En esta foto, a la que las largas horas de confinamiento invitan a mirar -contemplar, mejor- con detalle, Wyrsch se revela a su vez como un cuidadoso observador. El foco principal del encuadre está, sin duda, en la cola del tren, atiborrada de señuelos para la mirada: ahí es precisamente donde fija su atención. Porque el resto de intervinientes se conforman con jugar un papel de meros -aunque eso sí, muy dignos- comparsas: el austero paisaje invernal del sur madrileño; el pobre equipamiento de una estación secundaria; la escasa concurrencia del andén; los espartanos coches de madera…Incluso, allí delante, la protagonista preferencial de tantas fotos, -la máquina por antonomasia, digo- se mantiene esta vez en un segundo plano: el humo que mansamente surge de su chimenea -tal vez el fogonero, tras hacer aguada, acaba de alimentar el hogar con carbón para asegurar el brío al reanudar la marcha- sirve tan sólo para subrayar su presencia, eso sí, siempre evocadora.
Tranvía en Griñón. Karl Wyrsch. Década de los 60. Siglo XX Publicada por Juanjo Ramos Vicente. Facebook: Historia del Ferrocarril en Extremadura |
El meollo está -decía yo- en la cola. Volvamos, pues, a ella. El añejo furgón que remata el tren ha cumplido ya, -cuando la foto, digo, y desde 1908-, más de medio siglo flaneando por las vías españolas: procede -doctores tiene la parroquia ferroviaria- de la nutrida nómina que la compañía MZA compuso entre 1902 y 1922, y muy posiblemente y de acuerdo con su matrícula, durante algunos años atendió, aparte funciones propias del servicio ferroviario, a esas otras necesidades que, en su origen, no contemplaban los primitivos coches de viajeros, y que eran -y son- tan prosaicas como inexcusables: las del excusado, señaladamente. Su testero nos remite a un ámbito operacional de gran interés: aparte esos protuberantes retrovisores encajonados y lo que aparenta ser enrejado ventanuco del departamento del jefe de tren; más allá de la abundante ferretería propia de los imprescindibles órganos de tracción y freno, destaca, sobre todo, esa airosa lamparería que conjuga lo decorativo de unos artísticos faroles de latón con lo funcional -vitalmente funcional- que suponían entonces las señales de cola de un tren para confirmar a su paso -nada menos- que circulaba completo.

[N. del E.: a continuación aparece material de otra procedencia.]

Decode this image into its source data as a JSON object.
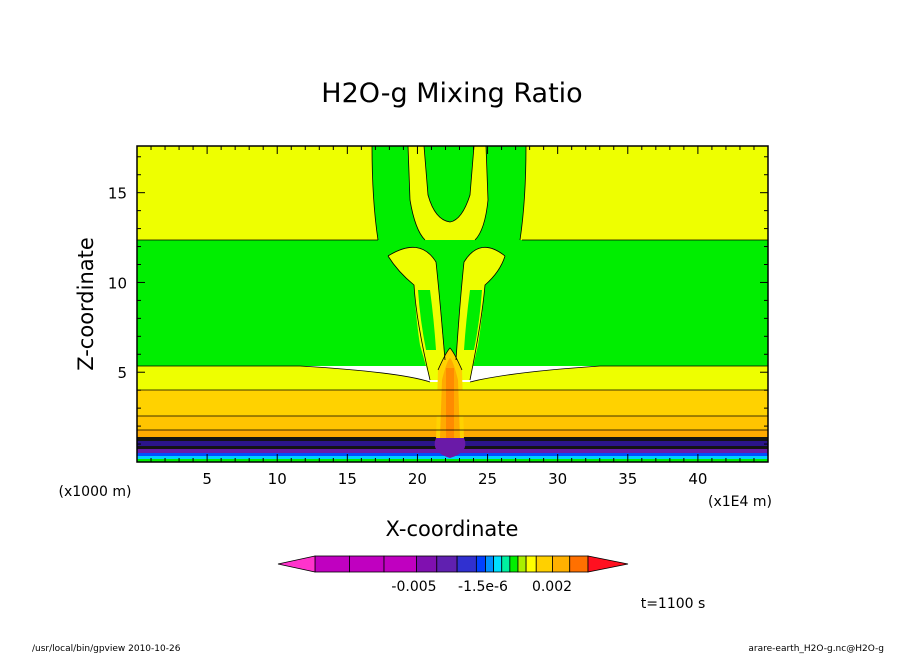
{
  "chart_data": {
    "type": "heatmap",
    "title": "H2O-g Mixing Ratio",
    "xlabel": "X-coordinate",
    "ylabel": "Z-coordinate",
    "x_unit": "(x1E4 m)",
    "y_unit": "(x1000 m)",
    "xlim": [
      0,
      45
    ],
    "ylim": [
      0,
      17.6
    ],
    "x_ticks": [
      "5",
      "10",
      "15",
      "20",
      "25",
      "30",
      "35",
      "40"
    ],
    "y_ticks": [
      "5",
      "10",
      "15"
    ],
    "colorbar": {
      "tick_labels": [
        "-0.005",
        "-1.5e-6",
        "0.002"
      ],
      "colors": [
        "#ff33cc",
        "#c000c0",
        "#c000c0",
        "#c000c0",
        "#8010b0",
        "#6020b0",
        "#3030d0",
        "#0040ff",
        "#0090ff",
        "#00e0ff",
        "#00f0a0",
        "#00ee00",
        "#aaee00",
        "#ffff00",
        "#ffd000",
        "#ffb000",
        "#ff7000",
        "#ff1020"
      ]
    },
    "palette": {
      "yellow": "#eeff00",
      "green": "#00ee00",
      "gold": "#ffd200",
      "amber": "#ffaa00",
      "orange": "#ff8a00",
      "purple": "#6a1aa8",
      "indigo": "#2b148a",
      "blue": "#0050ff",
      "cyan": "#00d0ff",
      "magenta": "#c800c0",
      "dark": "#101010"
    }
  },
  "annotations": {
    "time": "t=1100 s",
    "footer_left": "/usr/local/bin/gpview  2010-10-26",
    "footer_right": "arare-earth_H2O-g.nc@H2O-g"
  }
}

A la vista de esos escuetos escalones, no son difíciles de imaginar los atrevidos equilibrios necesarios para acomodar los faroles en sus candeleros, situados, por si fuera poco, allí arriba, en lo más alto y esquinado del techo.

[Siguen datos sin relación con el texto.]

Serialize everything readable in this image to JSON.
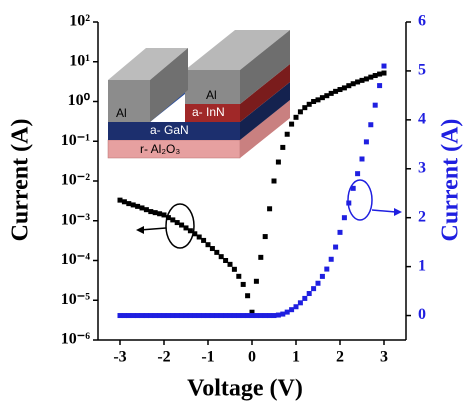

Pero con todo, lo que quizás más me atrae de esta sugerente
foto, es el cronómetro: sí, ese sutil cronómetro que marca el ritmo de toda la
escena. Porque la despreocupada actitud del ferroviario -que reposa tranquilamente sobre la baqueteada madera del estribo corrido del furgón, y parece dar cuenta cuenta de un precario almuerzo sosteniendo un plato entre sus manos-,
nos remite a otra época -retaguardia también, es decir, pasado de nuestras
vidas- en la que el tiempo se cotizaba distintamente: la preocupación obsesiva
por las isócronas de dos horas y media alrededor de Madrid como criterio
director de la extensión de la alta velocidad en España, o la inquietud
comprometida por no superar un limitado retraso que obligue a devolver el
importe del billete a los viajeros de un tren quedaban todavía lejos, muy lejos.
Y es que, en efecto, las retaguardias -y no sólo las
ferroviarias- tienen aún mucho que enseñarnos. Y nosotros, mucho que aprender de ellas.